The list of current Falcon jets is as elegant as it is short. In addition to the 900 series, Falcon fields just two other model types, the ultralong-range Falcon 7X with fly-by-wire flight controls and the widebody, twin-engine Falcon 2000EX. The light-large 2000S — a large airplane for a super-midsize price, says Falcon — is slated for certification next year.
Falcon 900LX, Heritage and Design
The most recently certified model to carry the Falcon name into flight is the 900LX, which earned FAA and EASA certification just last year. It is also the first Falcon to earn certification with the new EASy II avionics system. We flew one of the first production models out of Dassault Falcon Jet’s Teterboro, New Jersey, headquarters recently and got the chance to see how Dassault improved the model in a number of ingenious ways.

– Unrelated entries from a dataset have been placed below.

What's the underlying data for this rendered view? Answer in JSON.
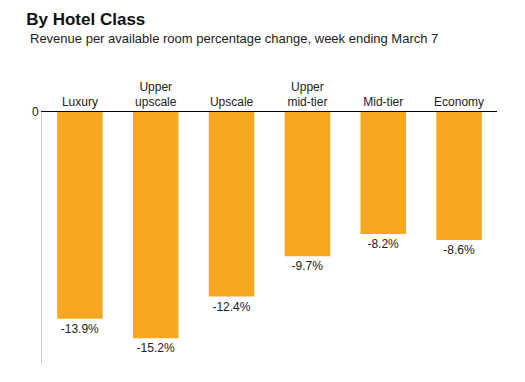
{
  "chart_data": {
    "type": "bar",
    "title": "By Hotel Class",
    "subtitle": "Revenue per available room percentage change, week ending March 7",
    "categories": [
      "Luxury",
      "Upper upscale",
      "Upscale",
      "Upper mid-tier",
      "Mid-tier",
      "Economy"
    ],
    "values": [
      -13.9,
      -15.2,
      -12.4,
      -9.7,
      -8.2,
      -8.6
    ],
    "value_labels": [
      "-13.9%",
      "-15.2%",
      "-12.4%",
      "-9.7%",
      "-8.2%",
      "-8.6%"
    ],
    "data_labels": true,
    "color": "#f8a723",
    "ylim": [
      -17,
      0
    ],
    "yticks": [
      0
    ],
    "grid": false
  }
}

If you see a Falcon family resemblance in the 900, you’re right. The 900 series airplanes are descended from the first trijet Falcon, the Falcon 50, which was certified in the mid-1970s. At the time the idea of three engines was well within the mainstream; the Boeing 727 and the McDonnell Douglas DC-10 were both in their prime. Times have changed, however, and nearly every commercial jet design has two engines instead of three — yes, a few very large models have four.
The same trend has been the case with purpose-built bizjets. Even the ultralong-range jets of two of Falcon’s competitors, Gulfstream and Bombardier, manage with two engines, but Dassault has stuck with three, even on its latest design, the 7X.